On this particular morning, I perceived a slight wheeze. Not a loud whistle, but closer to your grandma dozing in an overstuffed chair. A light pat pat interrupted the wind followed by a pause and then a single pat. The pats punctuated the sound; an infrequent rhythm and seemed to come from above me.
Climbing on the bed, I steadied myself by grabbing the bedpost. I ran my fingers along the wall and noticed a short tag. I ripped it away. The hissing noise grew louder and the pat pat stopped. I peered through the hole, and recognized nothing other than darkness.

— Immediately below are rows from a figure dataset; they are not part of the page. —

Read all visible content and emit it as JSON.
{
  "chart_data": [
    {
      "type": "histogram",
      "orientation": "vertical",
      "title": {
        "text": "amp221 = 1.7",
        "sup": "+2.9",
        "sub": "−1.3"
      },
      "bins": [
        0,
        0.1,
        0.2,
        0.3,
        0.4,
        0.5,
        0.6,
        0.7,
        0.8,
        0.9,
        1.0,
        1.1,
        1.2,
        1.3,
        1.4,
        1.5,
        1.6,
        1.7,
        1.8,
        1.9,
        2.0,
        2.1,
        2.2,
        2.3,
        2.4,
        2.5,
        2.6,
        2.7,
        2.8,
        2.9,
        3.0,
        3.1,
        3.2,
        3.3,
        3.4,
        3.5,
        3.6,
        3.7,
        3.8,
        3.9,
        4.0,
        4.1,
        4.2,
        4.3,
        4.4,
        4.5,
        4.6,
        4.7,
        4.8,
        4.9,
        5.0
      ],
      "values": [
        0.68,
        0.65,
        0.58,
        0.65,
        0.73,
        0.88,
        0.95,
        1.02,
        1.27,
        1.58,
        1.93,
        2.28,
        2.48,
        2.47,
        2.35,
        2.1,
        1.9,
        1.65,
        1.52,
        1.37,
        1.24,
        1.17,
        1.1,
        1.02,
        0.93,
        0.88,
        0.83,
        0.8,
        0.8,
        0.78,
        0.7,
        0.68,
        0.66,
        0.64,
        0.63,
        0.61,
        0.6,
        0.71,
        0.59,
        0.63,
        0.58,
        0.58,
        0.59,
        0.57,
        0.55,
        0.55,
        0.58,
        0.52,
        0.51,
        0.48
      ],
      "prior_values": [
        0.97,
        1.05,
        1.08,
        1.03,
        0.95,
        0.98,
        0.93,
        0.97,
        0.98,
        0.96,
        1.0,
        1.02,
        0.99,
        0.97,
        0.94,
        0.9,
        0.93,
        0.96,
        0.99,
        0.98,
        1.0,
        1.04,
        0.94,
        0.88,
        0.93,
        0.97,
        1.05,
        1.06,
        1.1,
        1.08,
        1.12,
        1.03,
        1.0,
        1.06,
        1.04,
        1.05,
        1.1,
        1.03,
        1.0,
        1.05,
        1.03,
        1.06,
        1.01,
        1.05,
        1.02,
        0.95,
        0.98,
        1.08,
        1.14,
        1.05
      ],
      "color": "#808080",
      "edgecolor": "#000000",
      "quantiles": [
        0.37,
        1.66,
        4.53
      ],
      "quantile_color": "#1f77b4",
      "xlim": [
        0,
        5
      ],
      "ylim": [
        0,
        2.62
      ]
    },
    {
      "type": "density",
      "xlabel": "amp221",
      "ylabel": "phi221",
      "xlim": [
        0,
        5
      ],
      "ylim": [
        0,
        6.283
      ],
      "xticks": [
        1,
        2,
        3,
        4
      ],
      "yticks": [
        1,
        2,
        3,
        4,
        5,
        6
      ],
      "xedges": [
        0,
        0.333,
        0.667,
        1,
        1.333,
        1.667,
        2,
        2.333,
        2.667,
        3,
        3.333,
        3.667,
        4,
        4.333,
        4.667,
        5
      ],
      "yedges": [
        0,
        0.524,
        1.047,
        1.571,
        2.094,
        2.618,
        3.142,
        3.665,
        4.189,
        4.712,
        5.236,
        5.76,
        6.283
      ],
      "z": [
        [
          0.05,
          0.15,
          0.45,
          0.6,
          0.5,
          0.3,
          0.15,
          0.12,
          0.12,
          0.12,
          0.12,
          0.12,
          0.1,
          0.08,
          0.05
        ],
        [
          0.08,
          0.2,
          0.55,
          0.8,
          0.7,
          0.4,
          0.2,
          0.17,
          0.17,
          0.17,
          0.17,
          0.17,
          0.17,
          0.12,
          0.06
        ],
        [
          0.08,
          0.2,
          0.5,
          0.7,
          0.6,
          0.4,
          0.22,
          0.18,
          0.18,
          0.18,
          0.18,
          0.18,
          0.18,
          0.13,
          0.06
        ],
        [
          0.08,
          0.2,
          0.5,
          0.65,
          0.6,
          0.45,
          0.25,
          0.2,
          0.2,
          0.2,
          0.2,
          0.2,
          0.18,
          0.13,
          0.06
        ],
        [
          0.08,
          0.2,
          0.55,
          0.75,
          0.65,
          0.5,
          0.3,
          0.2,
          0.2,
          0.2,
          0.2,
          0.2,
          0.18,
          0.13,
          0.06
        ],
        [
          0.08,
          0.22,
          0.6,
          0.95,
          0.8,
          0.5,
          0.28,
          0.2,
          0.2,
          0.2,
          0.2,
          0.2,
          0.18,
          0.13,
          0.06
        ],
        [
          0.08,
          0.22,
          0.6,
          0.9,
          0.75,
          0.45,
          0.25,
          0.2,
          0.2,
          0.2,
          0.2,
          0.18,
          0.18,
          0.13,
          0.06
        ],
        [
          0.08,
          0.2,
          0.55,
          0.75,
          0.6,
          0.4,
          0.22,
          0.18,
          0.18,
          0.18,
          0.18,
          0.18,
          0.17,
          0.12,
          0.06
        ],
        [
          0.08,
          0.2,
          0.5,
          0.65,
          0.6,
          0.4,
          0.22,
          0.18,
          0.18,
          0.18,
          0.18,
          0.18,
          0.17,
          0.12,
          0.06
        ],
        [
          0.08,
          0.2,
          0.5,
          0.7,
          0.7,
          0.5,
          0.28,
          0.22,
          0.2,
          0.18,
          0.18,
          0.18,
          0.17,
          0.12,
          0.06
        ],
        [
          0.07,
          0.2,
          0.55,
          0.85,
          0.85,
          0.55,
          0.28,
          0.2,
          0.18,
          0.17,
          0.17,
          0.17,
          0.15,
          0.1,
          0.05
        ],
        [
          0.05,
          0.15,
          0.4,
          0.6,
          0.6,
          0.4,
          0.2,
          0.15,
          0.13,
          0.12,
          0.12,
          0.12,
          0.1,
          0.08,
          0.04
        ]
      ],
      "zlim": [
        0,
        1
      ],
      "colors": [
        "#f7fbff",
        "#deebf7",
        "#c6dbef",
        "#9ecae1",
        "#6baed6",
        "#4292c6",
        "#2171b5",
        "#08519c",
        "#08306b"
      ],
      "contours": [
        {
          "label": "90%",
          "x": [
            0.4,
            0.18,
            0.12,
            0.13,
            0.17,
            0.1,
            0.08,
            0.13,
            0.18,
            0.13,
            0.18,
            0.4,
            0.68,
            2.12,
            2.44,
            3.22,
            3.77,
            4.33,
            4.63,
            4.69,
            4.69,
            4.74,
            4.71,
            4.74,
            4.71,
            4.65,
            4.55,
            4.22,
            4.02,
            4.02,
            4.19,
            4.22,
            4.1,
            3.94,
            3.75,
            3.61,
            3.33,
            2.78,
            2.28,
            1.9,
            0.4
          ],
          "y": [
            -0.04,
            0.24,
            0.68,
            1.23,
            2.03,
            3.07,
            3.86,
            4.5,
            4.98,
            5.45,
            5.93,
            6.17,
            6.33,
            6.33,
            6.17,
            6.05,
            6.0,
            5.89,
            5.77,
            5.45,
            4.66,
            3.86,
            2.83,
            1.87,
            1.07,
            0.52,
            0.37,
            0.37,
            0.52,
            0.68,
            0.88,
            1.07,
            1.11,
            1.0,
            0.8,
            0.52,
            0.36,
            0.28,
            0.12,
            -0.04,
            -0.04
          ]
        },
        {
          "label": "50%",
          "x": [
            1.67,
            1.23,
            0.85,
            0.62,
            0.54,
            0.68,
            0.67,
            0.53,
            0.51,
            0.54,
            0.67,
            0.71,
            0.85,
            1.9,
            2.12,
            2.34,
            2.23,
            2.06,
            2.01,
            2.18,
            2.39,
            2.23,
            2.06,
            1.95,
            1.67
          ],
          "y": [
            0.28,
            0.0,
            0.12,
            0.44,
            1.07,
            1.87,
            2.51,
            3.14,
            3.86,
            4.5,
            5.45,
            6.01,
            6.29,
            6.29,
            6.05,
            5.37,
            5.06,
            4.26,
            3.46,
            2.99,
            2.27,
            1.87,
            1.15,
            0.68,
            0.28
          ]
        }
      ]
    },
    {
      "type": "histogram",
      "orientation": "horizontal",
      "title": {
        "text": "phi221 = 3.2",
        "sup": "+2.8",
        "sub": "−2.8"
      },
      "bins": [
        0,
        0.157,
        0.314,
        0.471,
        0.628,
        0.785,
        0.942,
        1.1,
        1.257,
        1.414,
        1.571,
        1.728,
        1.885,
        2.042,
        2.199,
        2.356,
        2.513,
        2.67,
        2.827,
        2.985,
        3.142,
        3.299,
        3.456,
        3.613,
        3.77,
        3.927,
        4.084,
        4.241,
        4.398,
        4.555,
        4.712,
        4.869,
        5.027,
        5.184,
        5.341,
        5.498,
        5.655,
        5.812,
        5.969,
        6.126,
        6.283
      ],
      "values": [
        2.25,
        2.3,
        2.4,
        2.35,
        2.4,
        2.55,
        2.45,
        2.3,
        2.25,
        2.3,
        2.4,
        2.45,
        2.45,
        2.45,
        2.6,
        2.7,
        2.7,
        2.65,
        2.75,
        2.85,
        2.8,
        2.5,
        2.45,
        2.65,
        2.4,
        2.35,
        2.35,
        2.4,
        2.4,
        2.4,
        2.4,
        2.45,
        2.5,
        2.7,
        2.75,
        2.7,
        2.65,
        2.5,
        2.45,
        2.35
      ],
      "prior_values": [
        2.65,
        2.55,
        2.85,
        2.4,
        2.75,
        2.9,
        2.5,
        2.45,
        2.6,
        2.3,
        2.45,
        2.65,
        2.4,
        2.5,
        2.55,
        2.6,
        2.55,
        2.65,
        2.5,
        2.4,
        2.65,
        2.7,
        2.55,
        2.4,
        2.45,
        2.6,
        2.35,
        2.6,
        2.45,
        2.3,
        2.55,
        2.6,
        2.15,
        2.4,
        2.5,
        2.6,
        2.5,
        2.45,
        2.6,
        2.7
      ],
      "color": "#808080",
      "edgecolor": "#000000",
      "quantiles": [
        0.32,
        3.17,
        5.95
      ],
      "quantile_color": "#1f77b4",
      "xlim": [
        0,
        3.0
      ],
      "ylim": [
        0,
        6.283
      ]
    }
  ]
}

As I glanced sideways, I noticed a flash of light. A room waited for me. Hesitant and anxious, I listened. I only caught the sound of air rushing through the opening.
Outside a dog barked and I startled before climbing up the spot. My arm hung limp as I fingered the hole. If anyone planned to jump me, I lacked any advantage.
With my finger blocking the opening, I no longer heard the sucking noise. I pulled it from the hole and the wind became louder. I moved my finger over it, then away tapping out a dance beat. As much fun as this was, I realized I wanted to know what was on the other side.
I picked at more pieces of wallpaper and reached into the break with my hand. I stood tiptoe. Nails stuck through and I touched their sharp ends. Clutching the wallpaper, I smashed through the opening and saw a small room.
I entered the dusty dark interior and a damp, dirty breeze hit my nose. It smelled like potting soil, and as my eyes adjusted to the room, I saw a bassinet. Cobwebs rose from the child’s bed and a mirror flashed light from a small window. A rusted metal dish, wooden spoon, and tin cup had been tossed in front of a rocking chair where a child’s skeleton sat.
I approached the desk where a child had scrawled my name. Was this a dream?
I woke with a start.
Then, I took a deep breath, looked to spot anyone watching, and counted the ceiling tile holes once again.